Three Assassins
- First edition
- Author: Kōtarō Isaka
- Original title: グラスホッパー (Grasshopper)
- Translator: Sam Malissa
- Language: Japanese
- Series: Hitman
- Release number: 1
- Genre: Dark comedy; Thriller novel;
- Publisher: Kadokawa Shoten
- Publication date: September 2004
- Publication place: Japan
- Published in English: April 14, 2022 US: Harvill Secker The Overlook Press;
- Pages: 272
- Awards: University Readers' Award
- ISBN: 978-1787303201
- Followed by: Maoh: Juvenile Remix Bullet Train (Maria Beetle)

= 3 Assassins =

2004 novel by Kōtarō Isaka

Grasshopper (グラスホッパー, Gurasuhoppā) is a black humour thriller novel by Japanese author Kōtarō Isaka published in 2004 and later translated to English as Three Assassins. The novel follows a schoolteacher who is drawn into the criminal underworld seeking revenge for the murder of his wife, only to be drawn into protecting a family from a trio of assassins after the target of his revenge is in-turn murdered by someone else. The first novel in Isaka's Hitman trilogy, it was followed by Bullet Train (original Japanese title: Maria Beetle), to which it was marketed as a prequel in English language territories on its translated re-release in 2022, as a tie-in to the Bullet Train film adaptation.

A manga continuation, Maoh: Juvenile Remix, was additionally serialized in Shogakukan's Weekly Shōnen Sunday from June 6, 2007, to June 24, 2009, to which a spin-off series, Waltz, was serialized in Shogakukan's Monthly Shōnen Sunday from October 10, 2009, to February 10, 2012.

The novel was well reviewed, and was adapted as a 2015 Japanese film.

== Plot synopsis ==
Suzuki is just an ordinary man until his wife is murdered. When he discovers the criminal gang responsible, he leaves behind his life as a maths teacher and joins them, looking for a chance to take his revenge. What he doesn't realise is that he's about to get drawn into a web of unusual professional assassins (the titular 3 Assassins), each with their own separate agendas.

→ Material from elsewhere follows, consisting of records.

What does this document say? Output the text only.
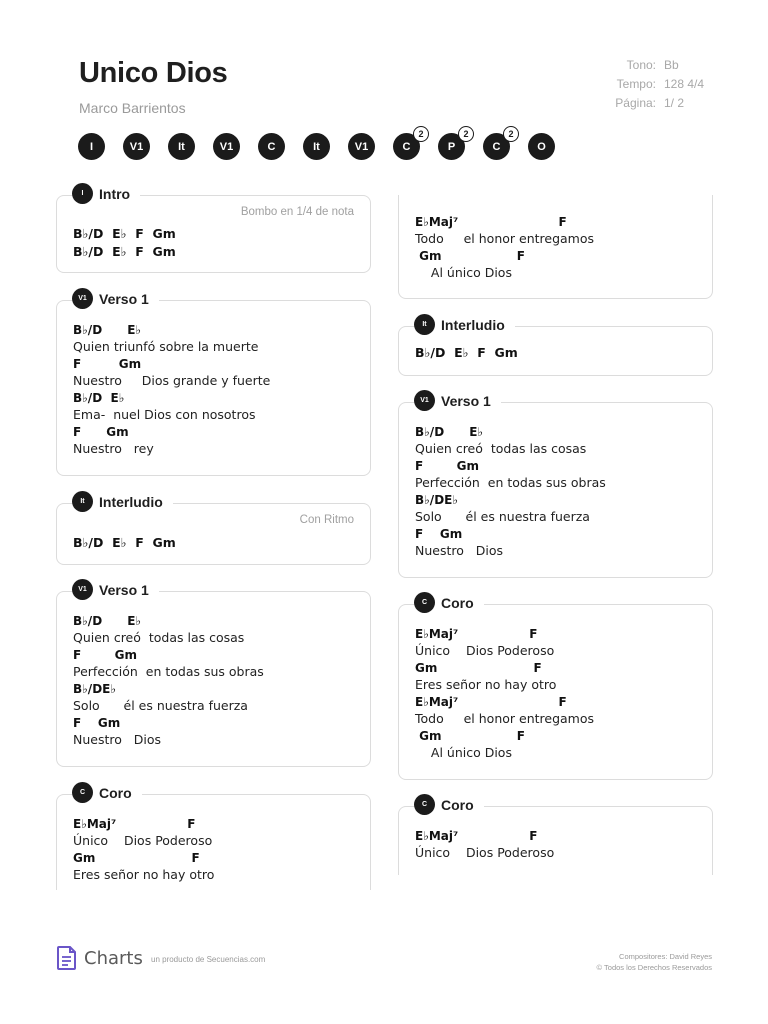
Unico Dios
Marco Barrientos
Tono: Bb
Tempo: 128 4/4
Página: 1/ 2
I	V1	It	V1	C	It	V1	C
2
P
2
C
2
O
I	Intro
Bombo en 1/4 de nota
B♭/D  E♭  F  Gm
B♭/D  E♭  F  Gm
V1 Verso 1
B♭/D      E♭
Quien triunfó sobre la muerte
F         Gm
Nuestro     Dios grande y fuerte
B♭/D  E♭
Ema-  nuel Dios con nosotros
F      Gm
Nuestro   rey
It	Interludio
Con Ritmo
B♭/D  E♭  F  Gm
V1 Verso 1
B♭/D      E♭
Quien creó  todas las cosas
F        Gm
Perfección  en todas sus obras
B♭/DE♭
Solo      él es nuestra fuerza
F    Gm
Nuestro   Dios
C Coro
E♭Maj⁷                 F
Único    Dios Poderoso
Gm                       F
Eres señor no hay otro
E♭Maj⁷                        F
Todo     el honor entregamos
Gm                  F
Al único Dios
It	Interludio
B♭/D  E♭  F  Gm
V1 Verso 1
B♭/D      E♭
Quien creó  todas las cosas
F        Gm
Perfección  en todas sus obras
B♭/DE♭
Solo      él es nuestra fuerza
F    Gm
Nuestro   Dios
C Coro
E♭Maj⁷                 F
Único    Dios Poderoso
Gm                       F
Eres señor no hay otro
E♭Maj⁷                        F
Todo     el honor entregamos
Gm                  F
Al único Dios
C Coro
E♭Maj⁷                 F
Único    Dios Poderoso
Charts un producto de Secuencias.com	Compositores: David Reyes
© Todos los Derechos Reservados
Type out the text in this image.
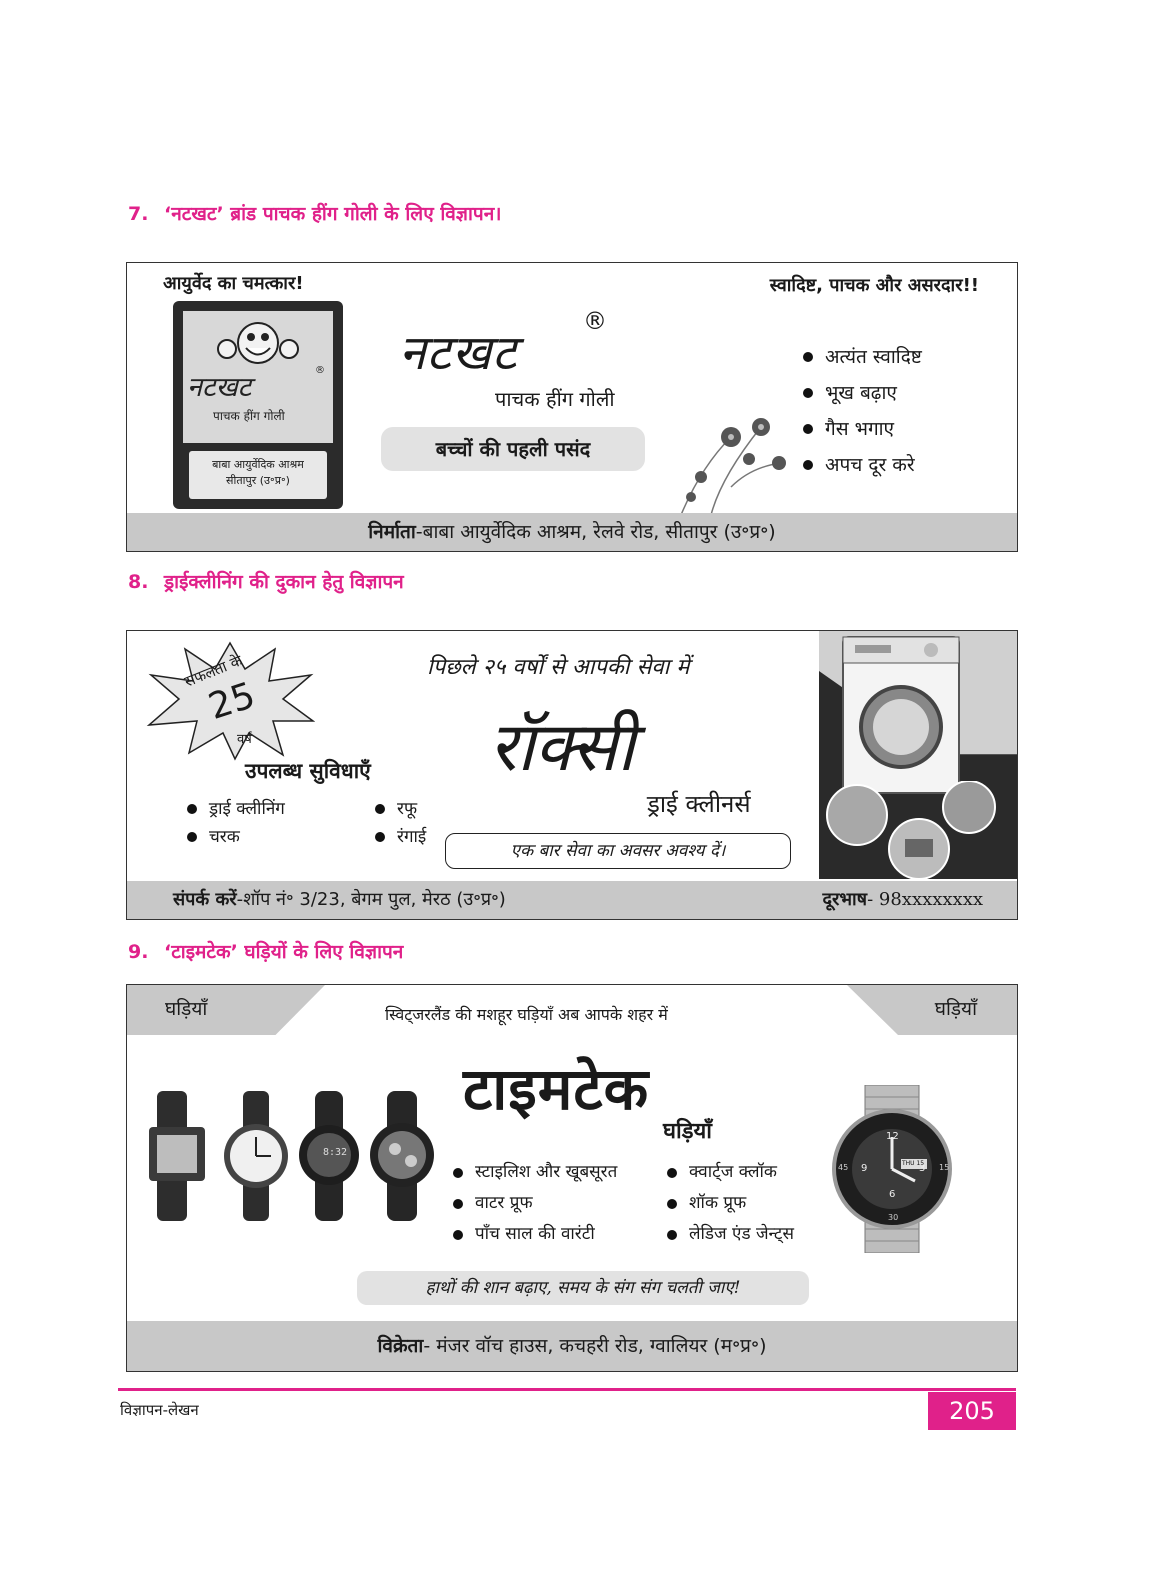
7. ‘नटखट’ ब्रांड पाचक हींग गोली के लिए विज्ञापन।
आयुर्वेद का चमत्कार!	स्वादिष्ट, पाचक और असरदार!!
नटखट
®
पाचक हींग गोली
बाबा आयुर्वेदिक आश्रम
सीतापुर (उ॰प्र॰)
नटखट
®
पाचक हींग गोली
बच्चों की पहली पसंद
अत्यंत स्वादिष्ट
भूख बढ़ाए
गैस भगाए
अपच दूर करे
निर्माता-बाबा आयुर्वेदिक आश्रम, रेलवे रोड, सीतापुर (उ॰प्र॰)
8. ड्राईक्लीनिंग की दुकान हेतु विज्ञापन
सफलता के
25
वर्ष
उपलब्ध सुविधाएँ
ड्राई क्लीनिंग
चरक
रफू
रंगाई
पिछले २५ वर्षों से आपकी सेवा में
रॉक्सी
ड्राई क्लीनर्स
एक बार सेवा का अवसर अवश्य दें।
संपर्क करें-शॉप नं॰ 3/23, बेगम पुल, मेरठ (उ॰प्र॰)	दूरभाष- 98xxxxxxxx
9. ‘टाइमटेक’ घड़ियों के लिए विज्ञापन
घड़ियाँ	घड़ियाँ
स्विट्जरलैंड की मशहूर घड़ियाँ अब आपके शहर में
टाइमटेक
घड़ियाँ
8:32
12
3
6
9
45
30
15
THU 15
स्टाइलिश और खूबसूरत
वाटर प्रूफ
पाँच साल की वारंटी
क्वार्ट्ज क्लॉक
शॉक प्रूफ
लेडिज एंड जेन्ट्स
हाथों की शान बढ़ाए, समय के संग संग चलती जाए!
विक्रेता- मंजर वॉच हाउस, कचहरी रोड, ग्वालियर (म॰प्र॰)
विज्ञापन-लेखन	205
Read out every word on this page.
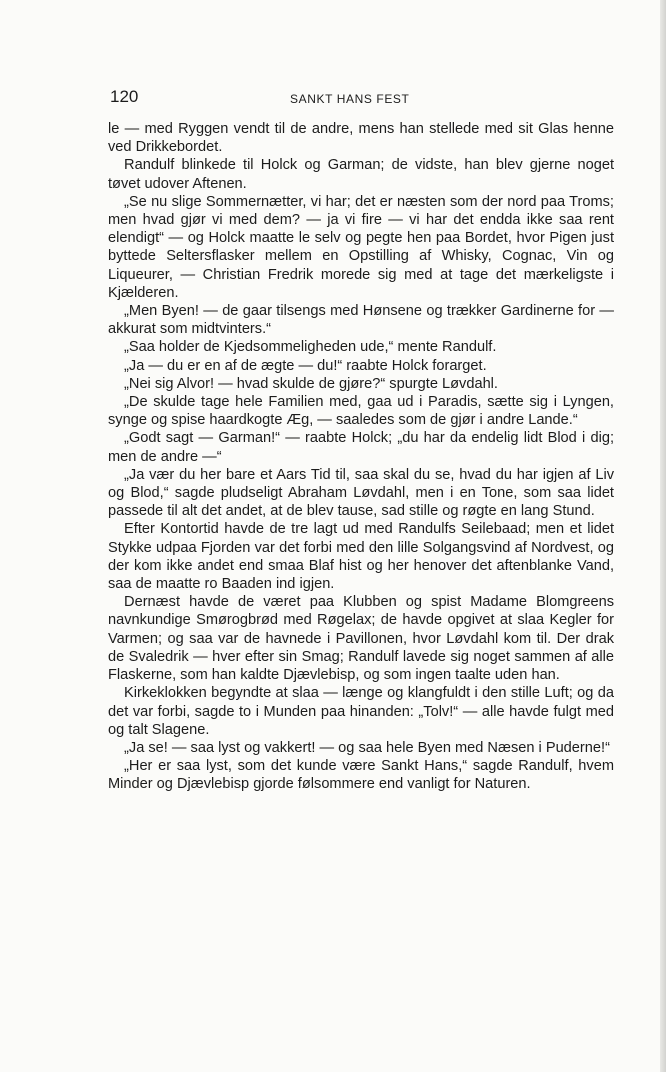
120	SANKT HANS FEST

le — med Ryggen vendt til de andre, mens han stellede med sit Glas henne ved Drikkebordet.

Randulf blinkede til Holck og Garman; de vidste, han blev gjerne noget tøvet udover Aftenen.

„Se nu slige Sommernætter, vi har; det er næsten som der nord paa Troms; men hvad gjør vi med dem? — ja vi fire — vi har det endda ikke saa rent elendigt“ — og Holck maatte le selv og pegte hen paa Bordet, hvor Pigen just byttede Seltersflasker mellem en Opstilling af Whisky, Cognac, Vin og Liqueurer, — Christian Fredrik morede sig med at tage det mærkeligste i Kjælderen.

„Men Byen! — de gaar tilsengs med Hønsene og trækker Gardinerne for — akkurat som midtvinters.“

„Saa holder de Kjedsommeligheden ude,“ mente Randulf.

„Ja — du er en af de ægte — du!“ raabte Holck forarget.

„Nei sig Alvor! — hvad skulde de gjøre?“ spurgte Løvdahl.

„De skulde tage hele Familien med, gaa ud i Paradis, sætte sig i Lyngen, synge og spise haardkogte Æg, — saaledes som de gjør i andre Lande.“

„Godt sagt — Garman!“ — raabte Holck; „du har da endelig lidt Blod i dig; men de andre —“

„Ja vær du her bare et Aars Tid til, saa skal du se, hvad du har igjen af Liv og Blod,“ sagde pludseligt Abraham Løvdahl, men i en Tone, som saa lidet passede til alt det andet, at de blev tause, sad stille og røgte en lang Stund.

Efter Kontortid havde de tre lagt ud med Randulfs Seilebaad; men et lidet Stykke udpaa Fjorden var det forbi med den lille Solgangsvind af Nordvest, og der kom ikke andet end smaa Blaf hist og her henover det aftenblanke Vand, saa de maatte ro Baaden ind igjen.

Dernæst havde de været paa Klubben og spist Madame Blomgreens navnkundige Smørogbrød med Røgelax; de havde opgivet at slaa Kegler for Varmen; og saa var de havnede i Pavillonen, hvor Løvdahl kom til. Der drak de Svaledrik — hver efter sin Smag; Randulf lavede sig noget sammen af alle Flaskerne, som han kaldte Djævlebisp, og som ingen taalte uden han.

Kirkeklokken begyndte at slaa — længe og klangfuldt i den stille Luft; og da det var forbi, sagde to i Munden paa hinanden: „Tolv!“ — alle havde fulgt med og talt Slagene.

„Ja se! — saa lyst og vakkert! — og saa hele Byen med Næsen i Puderne!“

„Her er saa lyst, som det kunde være Sankt Hans,“ sagde Randulf, hvem Minder og Djævlebisp gjorde følsommere end vanligt for Naturen.
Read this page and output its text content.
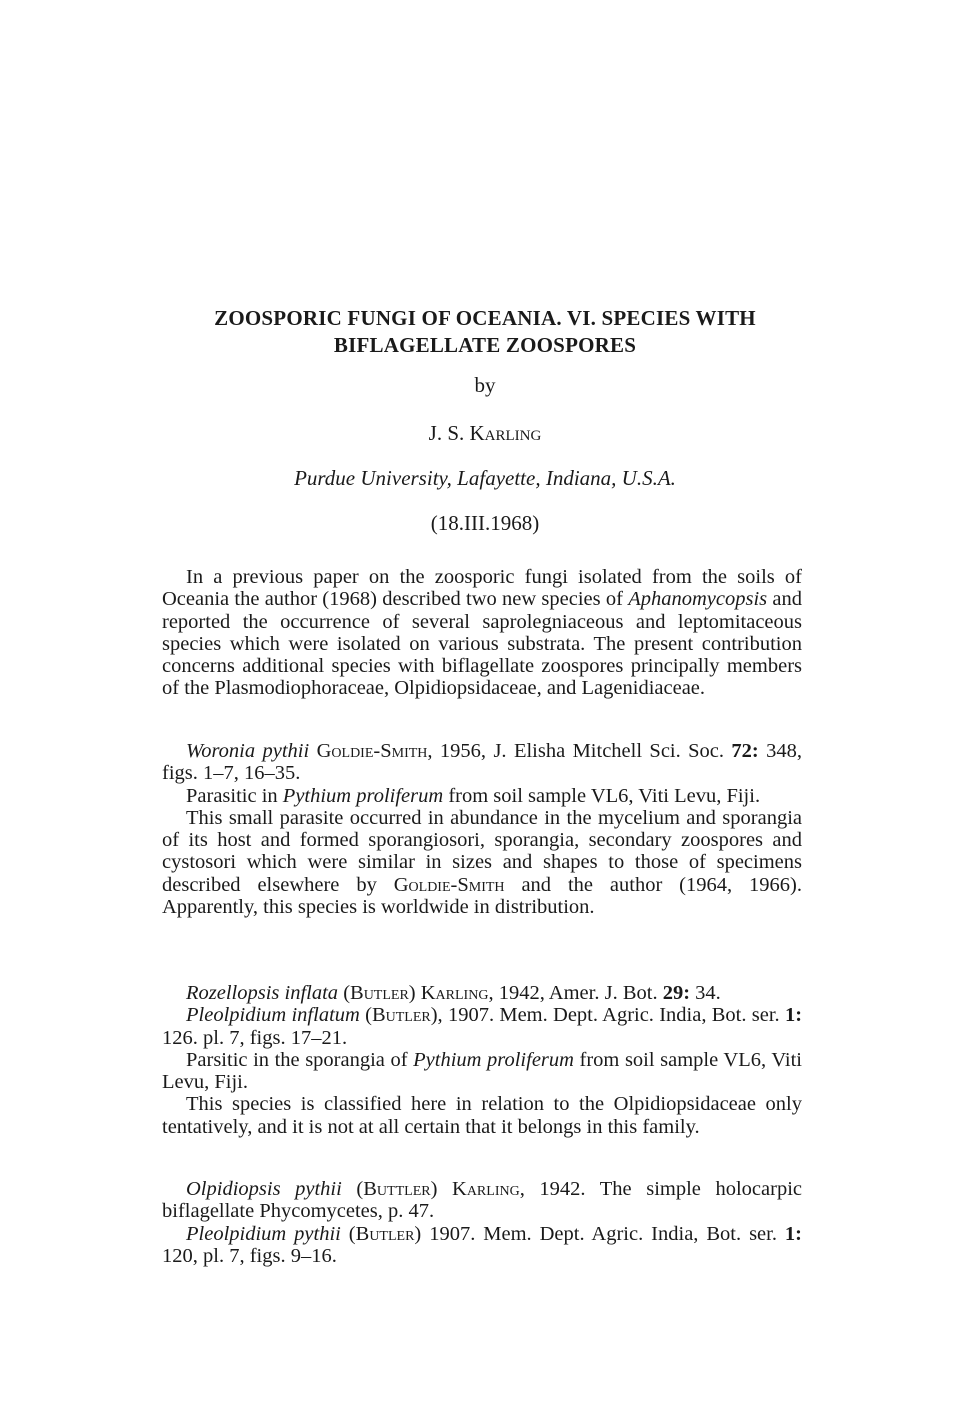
ZOOSPORIC FUNGI OF OCEANIA. VI. SPECIES WITH
BIFLAGELLATE ZOOSPORES
by
J. S. Karling
Purdue University, Lafayette, Indiana, U.S.A.
(18.III.1968)

In a previous paper on the zoosporic fungi isolated from the soils of Oceania the author (1968) described two new species of Aphanomycopsis and reported the occurrence of several saprolegniaceous and leptomitaceous species which were isolated on various substrata. The present contribution concerns additional species with biflagellate zoospores principally members of the Plasmodiophoraceae, Olpidiopsidaceae, and Lagenidiaceae.

Woronia pythii Goldie-Smith, 1956, J. Elisha Mitchell Sci. Soc. 72: 348, figs. 1–7, 16–35.

Parasitic in Pythium proliferum from soil sample VL6, Viti Levu, Fiji.

This small parasite occurred in abundance in the mycelium and sporangia of its host and formed sporangiosori, sporangia, secondary zoospores and cystosori which were similar in sizes and shapes to those of specimens described elsewhere by Goldie-Smith and the author (1964, 1966). Apparently, this species is worldwide in distribution.

Rozellopsis inflata (Butler) Karling, 1942, Amer. J. Bot. 29: 34.

Pleolpidium inflatum (Butler), 1907. Mem. Dept. Agric. India, Bot. ser. 1: 126. pl. 7, figs. 17–21.

Parsitic in the sporangia of Pythium proliferum from soil sample VL6, Viti Levu, Fiji.

This species is classified here in relation to the Olpidiopsidaceae only tentatively, and it is not at all certain that it belongs in this family.

Olpidiopsis pythii (Buttler) Karling, 1942. The simple holocarpic biflagellate Phycomycetes, p. 47.

Pleolpidium pythii (Butler) 1907. Mem. Dept. Agric. India, Bot. ser. 1: 120, pl. 7, figs. 9–16.
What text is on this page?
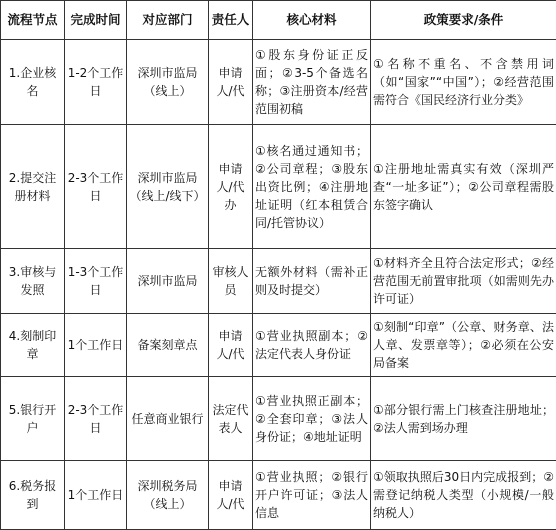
流程节点	完成时间	对应部门	责任人	核心材料	政策要求/条件
1.企业核名	1-2个工作日	深圳市监局（线上）	申请人/代	①股东身份证正反面；②3-5个备选名称；③注册资本/经营范围初稿	①名称不重名、不含禁用词（如“国家”“中国”）；②经营范围需符合《国民经济行业分类》
2.提交注册材料	2-3个工作日	深圳市监局（线上/线下）	申请人/代办	①核名通过通知书；②公司章程；③股东出资比例；④注册地址证明（红本租赁合同/托管协议）	①注册地址需真实有效（深圳严查“一址多证”）；②公司章程需股东签字确认
3.审核与发照	1-3个工作日	深圳市监局	审核人员	无额外材料（需补正则及时提交）	①材料齐全且符合法定形式；②经营范围无前置审批项（如需则先办许可证）
4.刻制印章	1个工作日	备案刻章点	申请人/代	①营业执照副本；②法定代表人身份证	①刻制“印章”（公章、财务章、法人章、发票章等）；②必须在公安局备案
5.银行开户	2-3个工作日	任意商业银行	法定代表人	①营业执照正副本；②全套印章；③法人身份证；④地址证明	①部分银行需上门核查注册地址；②法人需到场办理
6.税务报到	1个工作日	深圳税务局（线上）	申请人/代	①营业执照；②银行开户许可证；③法人信息	①领取执照后30日内完成报到；②需登记纳税人类型（小规模/一般纳税人）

- The Whale convinces his victims to take their own lives using just his words.

- The Cicada is a talkative and deadly knife expert.

- The elusive Pusher dispatches his targets in deadly traffic accidents.

Suzuki must take each of them on, to try to find justice and keep his innocence in a world of killers.

== Development ==
In an interview with The Japan Times, Three Assassins English translator Sam Malissa described Three Assassins as "Kōtarō Isaka calling out the thriller genre but [a]lso playing with the reader and the complicity of creating an illusion to invite people into the world of story and fabulations. In Japan, there's quite a divide with books funneled to the pulp lane or the serious lane, but Isaka is riding that line between entertainment and more serious fiction, playing with those boundaries and pushing against that division. I'm always appreciative when artists straddle lanes or push boundaries like he does." Comparing the novel to Isaka's sequel novel Bullet Train (translated to English years ahead of its preceding novel), Malissa said that "Three Assassins goes deeper, so there's more psychological exploration of the characters, which adds nuanced sophistication to the action."

== Reception ==
The Japan Times praised Three Assassins as a "rollicking good time", together with Bullet Train "showcas[ing] Isaka's versatility as a writer and his skill as an entertainer, forging his own path as he merges literary fiction with high-octane fun." The Unseen Library lauded the novel as "another awesome read from Kotaro Isaka that takes readers on a wild and exciting journey to Japan's outrageous underworld of assassins. Filled with quirky characters, surprising turns and intense action, this is a fantastic novel and you will swiftly get addicted to its entertaining and captivating story [and a] must read for fans of this legendary Japanese author", summarising it to be a "captivating and amusing overall story". with Hot Press complimenting it as a "Triple Tokyo Terminator Throw Down!", and The Irish Examiner expressing interest in the novel being adapted as a sequel to the 2022 Bullet Train film.

Contrasted to Bullet Train, The New York Times lauded "Three Assassins [a]s a sparser, sourer thriller, its slow pursuit distending across Tokyo and leaving plenty of time for dread", concluding that as a "surrealist fable disguised as a crime novel, "Three Assassins" feels like a fever dream that makes sense when you're in it, but whose strange contours linger long after you wake up."

== Adaptations ==
=== Manga adaptation ===
A manga adaptation drawn by Hiroto Ida was published from 2008 to 2010 on Kadokawa Shoten's Young Ace magazine, and later collected in three volumes.

=== Film adaptation ===

The novel inspired a Japanese film adaptation, Grasshopper, directed by Tomoyuki Takimoto and starring Toma Ikuta. The film was released theatrically on November 7, 2015.